THE OTHER END OF THE TELESCOPE

 

 

One night, at BMP, someone was moaning “Why do we have to work so late?”

John Webster said “You do it so you can produce the best work, then you get famous and you get promoted.

Then you win awards and you get a bigger salary.

Then eventually you make enough money to buy a little cottage in the Dordogne.

Then one day you can retire there and, in the evening, you sit outside with a chunk of bread and a lump of cheese and sip a glass of wine as you watch the sun set.”

We all went quiet.

Then John said “Or you could just be born a French peasant and skip the other bit.”

It got a big laugh of course.

And it’s a good joke, but it’s not true.

Because, in reality, a peasant might have what we want, but he doesn’t want it.

He wants what we’ve got.

A house or flat in a big town: buses, trains, or taxis whenever you want

Pleasant working conditions: warm and dry in winter, cool in summer.

Plenty of shops just a short walk away.

When you’ve lived your whole life in town, the country seems like a dream.

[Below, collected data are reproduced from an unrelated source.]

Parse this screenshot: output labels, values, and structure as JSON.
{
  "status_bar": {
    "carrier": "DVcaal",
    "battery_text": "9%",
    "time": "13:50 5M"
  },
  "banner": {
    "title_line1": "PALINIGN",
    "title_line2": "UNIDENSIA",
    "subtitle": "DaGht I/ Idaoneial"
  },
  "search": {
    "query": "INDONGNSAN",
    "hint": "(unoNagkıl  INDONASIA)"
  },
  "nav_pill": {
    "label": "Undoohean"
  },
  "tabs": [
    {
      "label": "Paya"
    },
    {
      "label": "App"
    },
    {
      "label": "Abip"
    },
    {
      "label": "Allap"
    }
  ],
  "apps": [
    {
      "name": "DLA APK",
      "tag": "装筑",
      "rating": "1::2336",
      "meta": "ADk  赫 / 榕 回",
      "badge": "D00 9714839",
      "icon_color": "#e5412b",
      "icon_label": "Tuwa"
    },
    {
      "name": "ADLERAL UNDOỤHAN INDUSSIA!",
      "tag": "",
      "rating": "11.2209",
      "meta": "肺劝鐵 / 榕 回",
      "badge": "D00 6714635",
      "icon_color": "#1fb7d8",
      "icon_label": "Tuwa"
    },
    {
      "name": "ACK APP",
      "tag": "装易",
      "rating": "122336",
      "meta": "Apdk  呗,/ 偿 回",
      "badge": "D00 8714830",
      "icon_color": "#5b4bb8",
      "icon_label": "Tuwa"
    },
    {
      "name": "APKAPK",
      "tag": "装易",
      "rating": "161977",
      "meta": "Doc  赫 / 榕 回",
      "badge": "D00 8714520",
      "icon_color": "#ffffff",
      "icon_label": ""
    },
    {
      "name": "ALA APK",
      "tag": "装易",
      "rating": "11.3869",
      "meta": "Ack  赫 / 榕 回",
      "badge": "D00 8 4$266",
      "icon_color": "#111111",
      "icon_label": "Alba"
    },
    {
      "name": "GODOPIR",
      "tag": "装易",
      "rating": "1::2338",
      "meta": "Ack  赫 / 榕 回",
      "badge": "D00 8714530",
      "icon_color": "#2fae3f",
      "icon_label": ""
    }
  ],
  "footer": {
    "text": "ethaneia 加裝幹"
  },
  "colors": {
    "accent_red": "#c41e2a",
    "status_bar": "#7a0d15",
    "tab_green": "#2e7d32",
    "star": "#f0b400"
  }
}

But when you’ve lived you whole life in the country, the town seems a dream.

What you see depends on where you’re looking from.

A couple of years ago I was talking to a Brazilian creative director.

He was telling me about an English teacher he had at school in Sao Paulo.

She made his whole class laugh with a story about a letter she wrote back home when she first got to Brazil.

In England, in those days, bananas were quite rare and expensive.

She wrote home to say that, as the ship pulled into Brazil, she saw people walking around with entire branches of bananas on their backs.

She wrote home saying everyone in this country must be very rich, to be carrying entire branches of bananas on their backs.

The creative director said his class laughed because in Brazil bananas grow everywhere.

Only poor people carry branches of them around on their backs.

This is how the same thing looks different down the opposite end of a telescope.

When I graduated from art school in New York, I worked on a freighter going down to South America.

At the port of Santos, Brazilian dockers started unloading the cargo.

They kept asking me if I had any machine-made shirts for sale.

In Brazil, in those days, everything was made by hand.

To have something machine-made was a sign of status, people would pay a premium for it.

It didn’t make sense to me because, where I came from, hand-made was a sign of status.

I heard Alison Moyet on Desert Island Discs the other day.

She said when she was young her parents made all their own food: pastry, cheese, bread, vegetables, livestock.

She grew up thinking only rich people ate food from tins.

The only time she saw tins was in adverts on TV, where middle class people ate that way, so she thought they must be more expensive.

Everything only looks the way it does because of where we’re looking at it from.

And we think the whole world sees everything the way we do.

The first step in knowledge is realising that we don’t know.

It used to be be the job of the planning department to educate us about that.

 

As Lao Tzu said “The wise man knows he doesn’t know, the fool doesn’t know he doesn’t know.’